I'm not ashamed to admit dead space (2008) music video brought me here and I've adored this gem of a song ever since and will continue to do so till the end of days.
kangen saosin cove reber, dan akhirnya reunian di yogya, walaupun ga bisa nonton, tapi liat postingan saosin enjoy di indonesia walaupun banyak cancelnya tetep semangat manggung, berasa deket karna lagi di langit yg sama :') jangan kapok main ke indonesia ya, banyak fans kalian nunggu2 buat balik kesini, termasuk saya, musik kalian udah nemenin saya dari jaman SMP dan sekarang udah mau nikah hehe, saya janji bakal nonton kalian kalo kesini lagi! come back soon, i love you guys!

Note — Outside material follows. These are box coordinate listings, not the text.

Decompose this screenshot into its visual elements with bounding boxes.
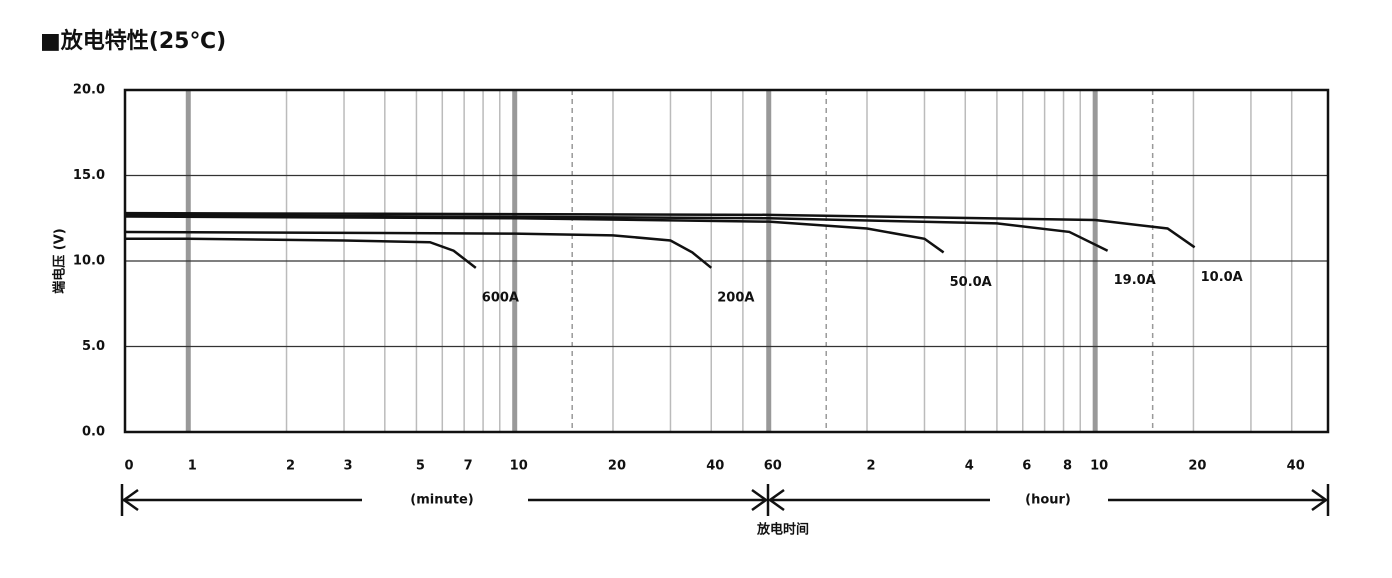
chart-title: ■放电特性(25℃) — [40, 28, 226, 54]
x-tick-label: 0 — [124, 459, 133, 474]
series-line — [124, 213, 1109, 252]
x-tick-label: 2 — [286, 459, 295, 474]
series-label: 19.0A — [1114, 273, 1156, 288]
x-tick-label: 2 — [866, 459, 875, 474]
x-tick-label: 8 — [1063, 459, 1072, 474]
time-arrows — [120, 484, 1330, 516]
hour-label: (hour) — [1025, 493, 1071, 508]
series-line — [124, 215, 945, 254]
series-line — [124, 211, 1196, 249]
x-tick-label: 40 — [706, 459, 724, 474]
x-tick-label: 20 — [1188, 459, 1206, 474]
y-tick-label: 20.0 — [73, 83, 105, 98]
series-label: 600A — [482, 290, 519, 305]
x-tick-label: 6 — [1022, 459, 1031, 474]
x-tick-label: 5 — [416, 459, 425, 474]
x-axis-label: 放电时间 — [756, 522, 809, 538]
x-tick-label: 3 — [344, 459, 353, 474]
x-tick-label: 20 — [608, 459, 626, 474]
series-line — [125, 237, 477, 269]
x-tick-label: 40 — [1287, 459, 1305, 474]
x-tick-label: 10 — [510, 459, 528, 474]
plot-frame — [123, 88, 1330, 434]
x-tick-label: 7 — [464, 459, 473, 474]
y-tick-label: 10.0 — [73, 254, 105, 269]
x-tick-label: 1 — [188, 459, 197, 474]
x-tick-label: 10 — [1090, 459, 1108, 474]
series-line — [124, 230, 713, 269]
series-label: 10.0A — [1201, 270, 1243, 285]
y-tick-label: 0.0 — [82, 425, 105, 440]
x-tick-label: 4 — [965, 459, 974, 474]
y-tick-label: 15.0 — [73, 168, 105, 183]
y-tick-label: 5.0 — [82, 339, 105, 354]
series-label: 50.0A — [950, 275, 992, 290]
series-label: 200A — [717, 290, 754, 305]
x-tick-label: 60 — [764, 459, 782, 474]
y-axis-label: 端电压 (V) — [52, 228, 68, 293]
minute-label: (minute) — [410, 493, 473, 508]
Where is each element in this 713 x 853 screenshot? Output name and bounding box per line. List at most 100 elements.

After almost 14 years I finally found this song, last time I heard this was on MTV in 2006 I was 11. I dont know how the chorus never got deleted from my memory
Watermeelon I never said memorable. But I’m sure you have songs that mean something to you more than others. Maybe some that aren’t memorable for me but I won’t discredit how memorable it is for you. Some songs just remind you of a feeling or time in your life. I never judge people on their taste is music because it’s not always about the melody but how it makes you feel.
:O Same all I remembered was the era, that I really liked the song and the image of the little girl in the bed being taken through town. I've been binging alt music videos from this era to try and find it lmao
Crazy how I listened to this in my teenage years not really understanding this form of music. I had anxiety, selfhate, loneliness and alot if other issues. I am 28 now I was officially diagnosed with depression about 3 years ago. I reflect on my childhood and trip out how I have always been depressed but didn't know how to tackle it or identify it. Trip out. I am proud of you all for living to tell and hanging on 💜💙💚💛🧡. Those who didn't...I still love you and I am proud of you for giving it your all.

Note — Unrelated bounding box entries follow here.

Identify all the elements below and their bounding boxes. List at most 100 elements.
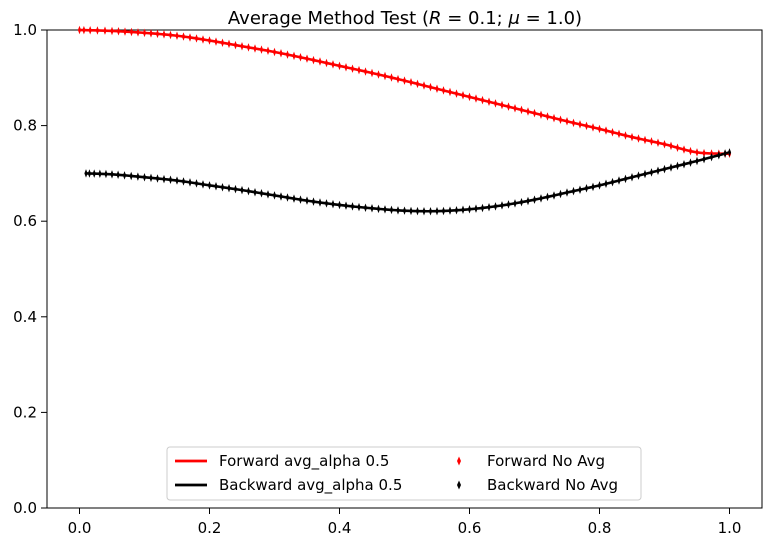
- series-marker-0: [552, 113, 556, 123]
- series-marker-0: [584, 121, 589, 131]
- series-marker-0: [129, 27, 134, 37]
- series-marker-1: [266, 190, 270, 199]
- series-marker-1: [643, 169, 647, 179]
- plot-frame: [46, 29, 763, 509]
- series-marker-0: [88, 26, 92, 35]
- legend-label: Forward No Avg: [487, 452, 605, 470]
- series-marker-1: [441, 206, 446, 216]
- series-marker-1: [285, 193, 290, 202]
- series-marker-0: [337, 61, 342, 71]
- series-marker-0: [311, 55, 316, 65]
- series-marker-1: [233, 184, 238, 194]
- series-marker-0: [487, 97, 491, 107]
- series-marker-1: [188, 178, 192, 187]
- plot-border: [46, 29, 763, 509]
- series-marker-1: [298, 195, 303, 204]
- title-r-value: = 0.1;: [442, 8, 509, 29]
- series-marker-0: [253, 44, 257, 53]
- series-marker-0: [448, 87, 452, 97]
- series-marker-1: [565, 188, 569, 197]
- series-marker-0: [428, 82, 433, 92]
- series-marker-1: [636, 171, 641, 180]
- series-marker-1: [344, 201, 348, 210]
- series-marker-1: [318, 198, 322, 207]
- series-marker-1: [207, 181, 212, 190]
- series-marker-0: [350, 64, 355, 73]
- series-marker-0: [298, 53, 303, 62]
- series-marker-1: [727, 148, 732, 157]
- series-marker-0: [285, 50, 290, 59]
- series-marker-0: [519, 105, 524, 115]
- series-marker-0: [500, 100, 504, 110]
- series-marker-0: [474, 94, 478, 103]
- series-marker-0: [266, 46, 270, 56]
- series-marker-1: [409, 206, 413, 216]
- series-marker-0: [545, 112, 550, 121]
- series-marker-1: [578, 185, 582, 194]
- series-marker-1: [454, 206, 459, 215]
- series-marker-0: [591, 123, 595, 132]
- series-marker-1: [324, 199, 329, 208]
- series-marker-1: [279, 192, 283, 201]
- series-marker-0: [396, 74, 400, 84]
- series-marker-1: [545, 192, 550, 202]
- series-marker-0: [363, 67, 368, 76]
- series-marker-1: [92, 169, 96, 178]
- series-marker-0: [441, 86, 446, 95]
- series-marker-1: [709, 152, 714, 162]
- series-marker-1: [227, 183, 231, 193]
- series-marker-1: [175, 176, 179, 185]
- y-tick-label: 0.4: [13, 308, 37, 326]
- series-marker-1: [662, 164, 667, 174]
- series-layer: [77, 25, 732, 216]
- series-marker-0: [480, 95, 485, 105]
- series-marker-1: [220, 182, 225, 192]
- series-marker-1: [142, 172, 147, 182]
- series-marker-1: [428, 207, 433, 216]
- series-marker-1: [337, 200, 342, 210]
- series-marker-1: [435, 206, 439, 216]
- series-marker-1: [149, 173, 153, 183]
- series-marker-0: [292, 51, 296, 61]
- series-marker-0: [604, 126, 608, 135]
- series-marker-0: [370, 68, 374, 78]
- series-marker-0: [123, 27, 127, 36]
- series-marker-1: [214, 182, 218, 191]
- series-marker-1: [597, 181, 602, 190]
- series-marker-0: [201, 35, 205, 44]
- series-marker-1: [110, 170, 114, 179]
- series-marker-1: [630, 172, 634, 182]
- series-marker-1: [669, 163, 673, 172]
- series-marker-1: [532, 195, 537, 204]
- series-marker-1: [526, 196, 530, 206]
- series-marker-0: [181, 32, 186, 41]
- series-marker-0: [539, 110, 543, 120]
- series-marker-0: [162, 30, 166, 39]
- series-marker-1: [311, 197, 316, 206]
- title-mu-symbol: μ: [507, 8, 519, 29]
- series-marker-0: [272, 47, 277, 57]
- series-marker-0: [383, 71, 387, 81]
- series-marker-0: [675, 143, 680, 152]
- series-marker-1: [292, 194, 296, 203]
- series-marker-0: [565, 117, 569, 126]
- series-marker-0: [688, 146, 693, 156]
- series-marker-0: [695, 148, 699, 157]
- series-marker-0: [207, 36, 212, 45]
- series-marker-1: [487, 202, 491, 212]
- legend-label: Backward avg_alpha 0.5: [219, 476, 402, 495]
- series-marker-1: [702, 154, 706, 164]
- series-marker-1: [168, 175, 173, 185]
- series-marker-1: [623, 174, 628, 184]
- x-tick-label: 0.4: [328, 519, 352, 537]
- series-marker-1: [493, 202, 498, 211]
- series-marker-0: [259, 45, 264, 54]
- series-marker-1: [552, 191, 556, 200]
- series-marker-0: [136, 28, 140, 37]
- series-marker-0: [649, 137, 654, 146]
- x-tick-label: 0.8: [588, 519, 612, 537]
- series-marker-1: [272, 191, 277, 200]
- series-marker-1: [402, 206, 407, 215]
- series-marker-1: [448, 206, 452, 215]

Good old children time! ❤️ It's year 2007, i'm 15 years old and i don't have idea and I still don't know what awaits me...❤️those were carefree times...
This is probably one of the best songs ever written. It doesn’t lose power as it gets older. It’s actually the contrary. Life is rough sometimes. But knowing you aren’t alone helps.
I love this, it calms my mind whenever I know that there's someone out there worst than my current situation. It invalidates all the excuses that I have and still pushing through.
This kind of music is nice for the neighbors to hear from behind my room. Even though the beats are faint, this music makes my music choice classy. like from 2012 to 2024 like it even more 🤟💥🔥😊
I had forgotten about this band and song, until my now 8 year old daughter found a Hercules Beetle outside and upon seeing it, I remembered a strange album cover from my teenage years... 4 Google searches later... I still love this song.